With the Sprint Cup Series back at Daytona International Speedway for Sunday night’s Coke Zero 400 (which will mark the debut of NBC this season), how might Earnhardt have viewed this past week’s hullabaloo over NASCAR and its tracks asking fans to stop displaying Confederate flags at races?

A recent episode of Fast Lane Family, a weekly podcast (available as a free download on iTunes) hosted by Earnhardt’s oldest daughter, Kelley, might shed some light.

During an April 29 show coinciding with what would have been her father’s 64th birthday, Kelley Earnhardt Miller took fans’ questions about the legend and shared a story that “will show a lot about my dad’s heart and just how he cared for people because he was very intimidating.

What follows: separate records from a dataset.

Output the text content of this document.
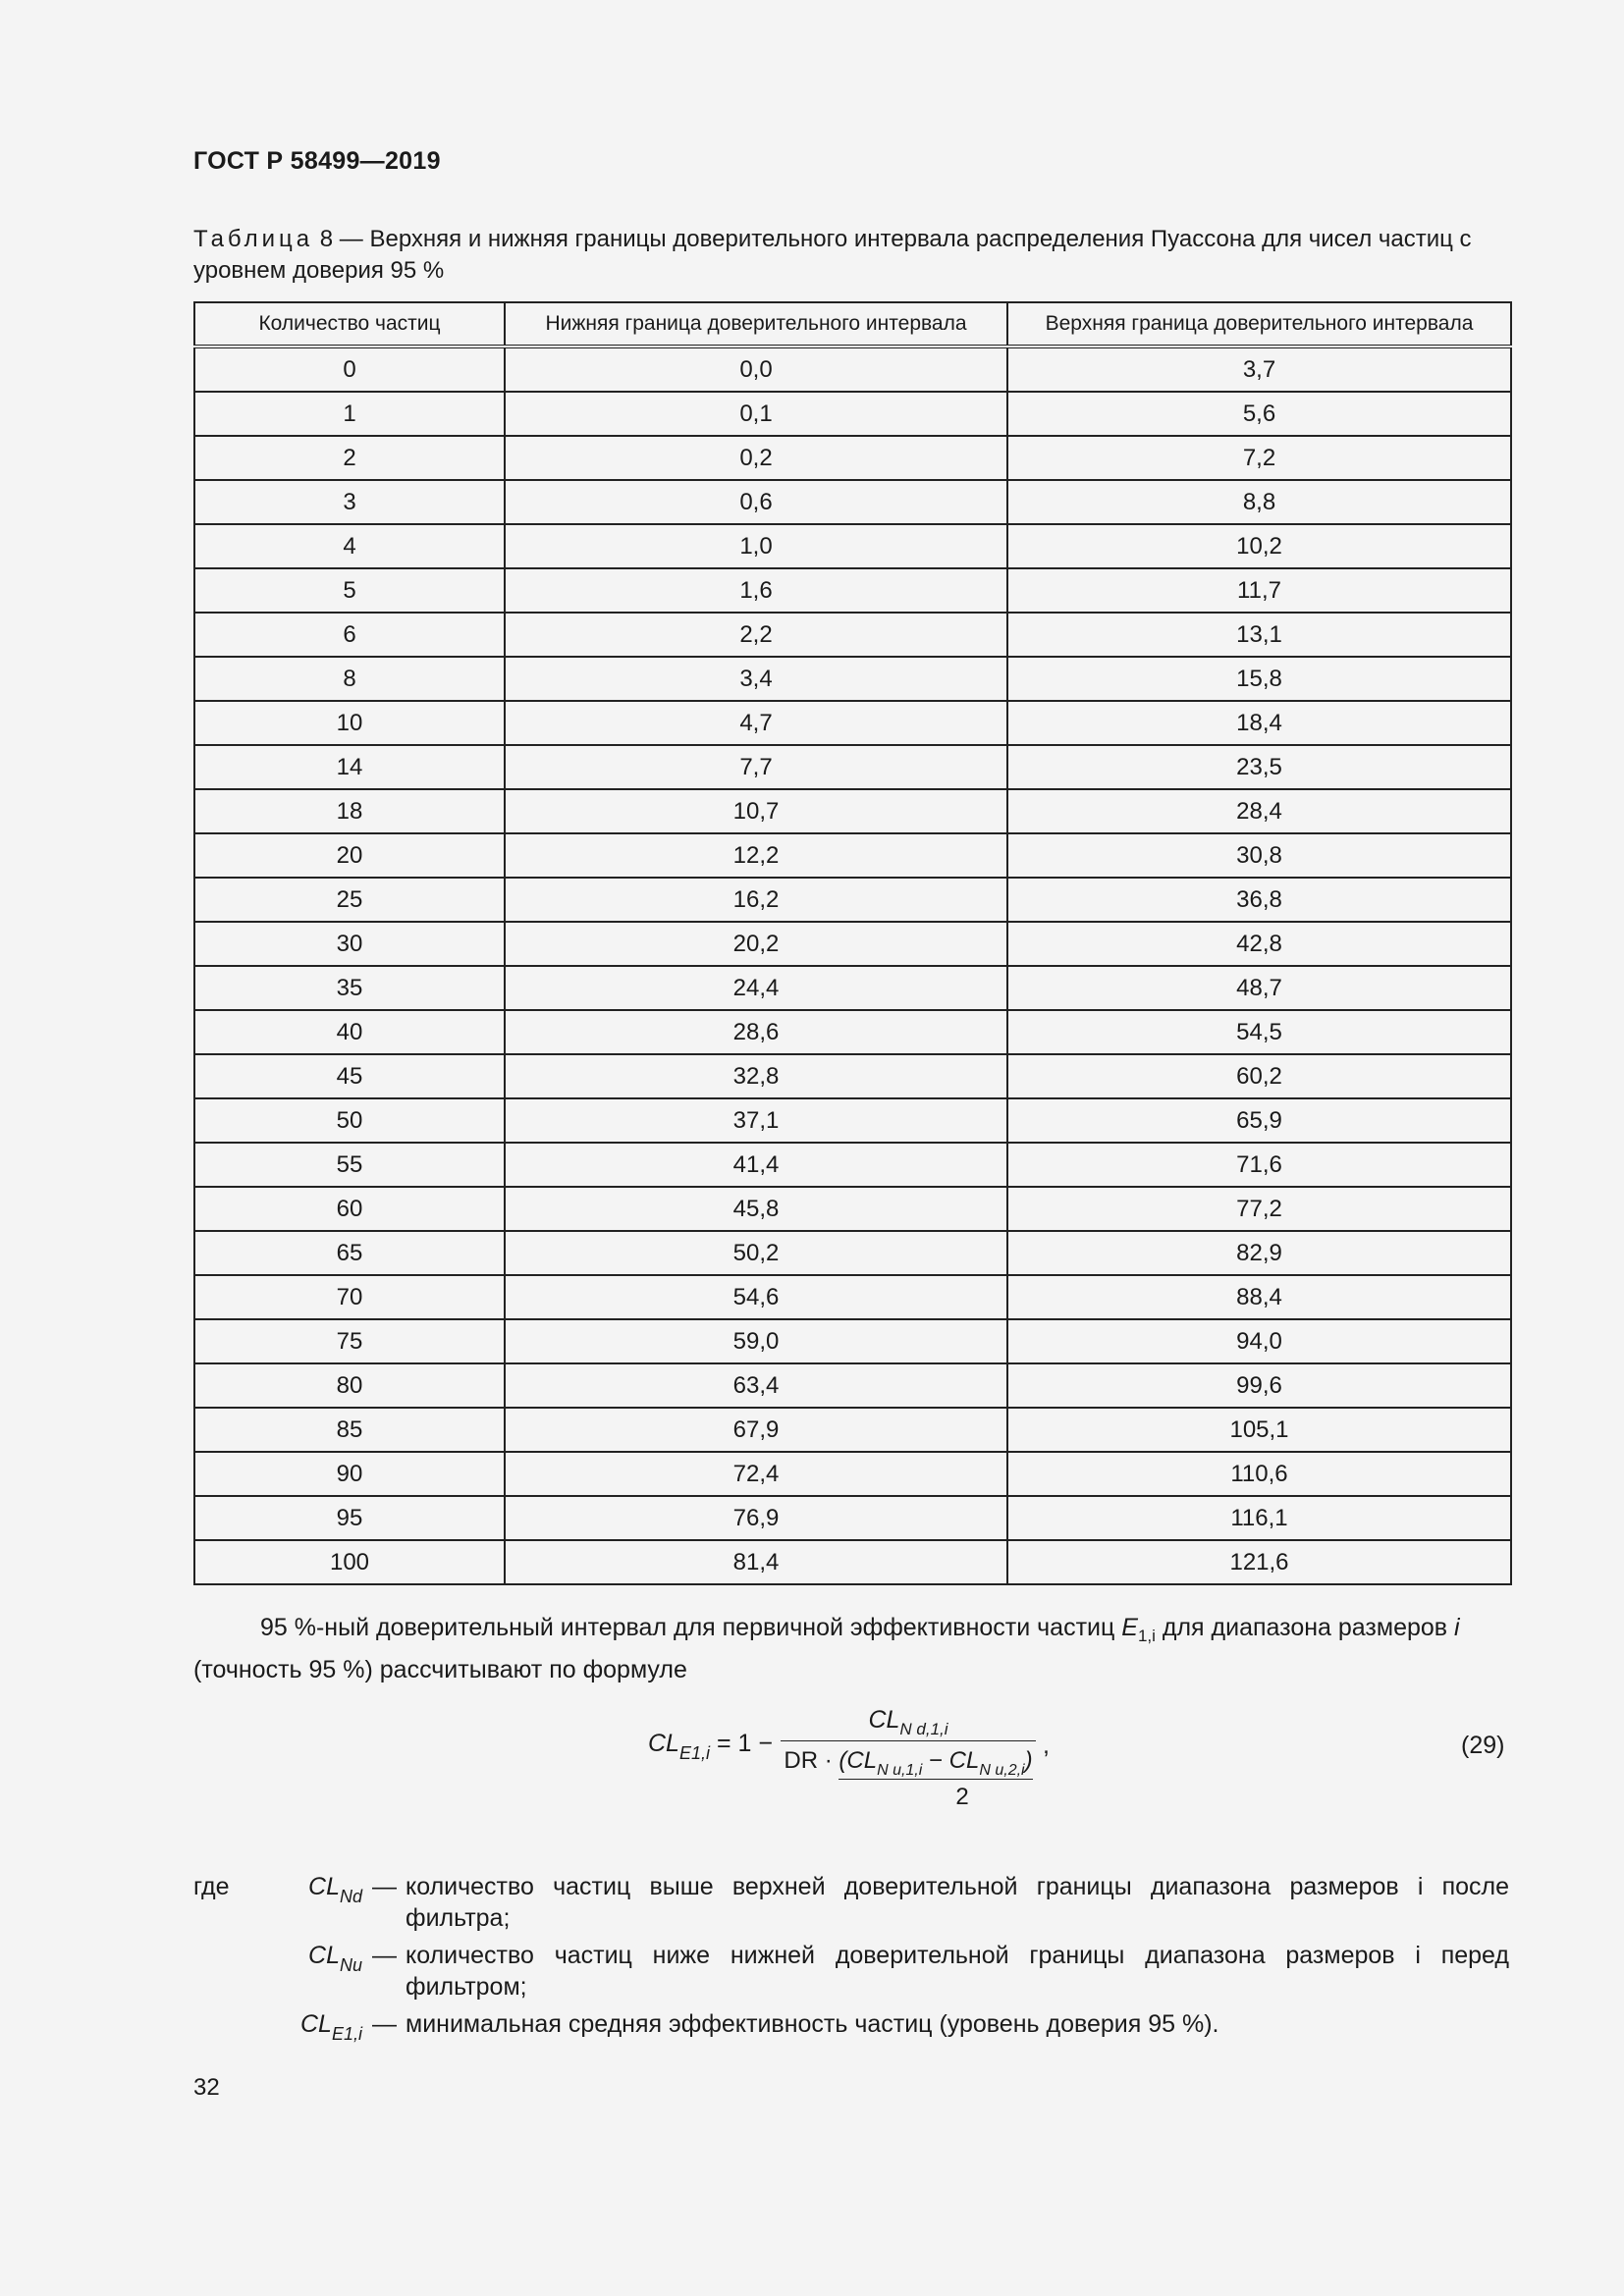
ГОСТ Р 58499—2019
Таблица 8 — Верхняя и нижняя границы доверительного интервала распределения Пуассона для чисел частиц с уровнем доверия 95 %
Количество частиц	Нижняя граница доверительного интервала	Верхняя граница доверительного интервала
0	0,0	3,7
1	0,1	5,6
2	0,2	7,2
3	0,6	8,8
4	1,0	10,2
5	1,6	11,7
6	2,2	13,1
8	3,4	15,8
10	4,7	18,4
14	7,7	23,5
18	10,7	28,4
20	12,2	30,8
25	16,2	36,8
30	20,2	42,8
35	24,4	48,7
40	28,6	54,5
45	32,8	60,2
50	37,1	65,9
55	41,4	71,6
60	45,8	77,2
65	50,2	82,9
70	54,6	88,4
75	59,0	94,0
80	63,4	99,6
85	67,9	105,1
90	72,4	110,6
95	76,9	116,1
100	81,4	121,6
95 %-ный доверительный интервал для первичной эффективности частиц $E_{1,i}$ для диапазона размеров i (точность 95 %) рассчитывают по формуле
$CL_{E1,i} = 1$ −
$CL_{N d,1,i}$
DR · $(CL_{N u,1,i} - CL_{N u,2,i})$
2
,	(29)
где	$CL_{Nd}$ — количество частиц выше верхней доверительной границы диапазона размеров i после фильтра;
$CL_{Nu}$ — количество частиц ниже нижней доверительной границы диапазона размеров i перед фильтром;
$CL_{E1,i}$ — минимальная средняя эффективность частиц (уровень доверия 95 %).
32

“On my dad’s truck, he had this sticker with a rebel flag that said ‘American by birth, Southern by the grace of God.’ At the time, we had this housekeeper named Ann, and she was the most awesome lady. She was an African-American lady, and she asked my stepmother about my dad’s rebel flag on the back of his truck.

“And so the next thing we know my dad’s out there with a knife and a razor blade, and he’s cutting the rebel flag out of the sticker. He didn’t want to offend anybody or make anybody mad in that manner. It was so sweet. It was a little kind-hearted thing. She just thought that was the best. She’s like, ‘That’s just so awesome that you would do that.’ He had a good heart, a big heart.”

That part of his legacy has been carried on by Dale Earnhardt Jr., who weighed in strongly on the flag last week and declared it “offensive to an entire race … it belongs in the history books. That’s about it.”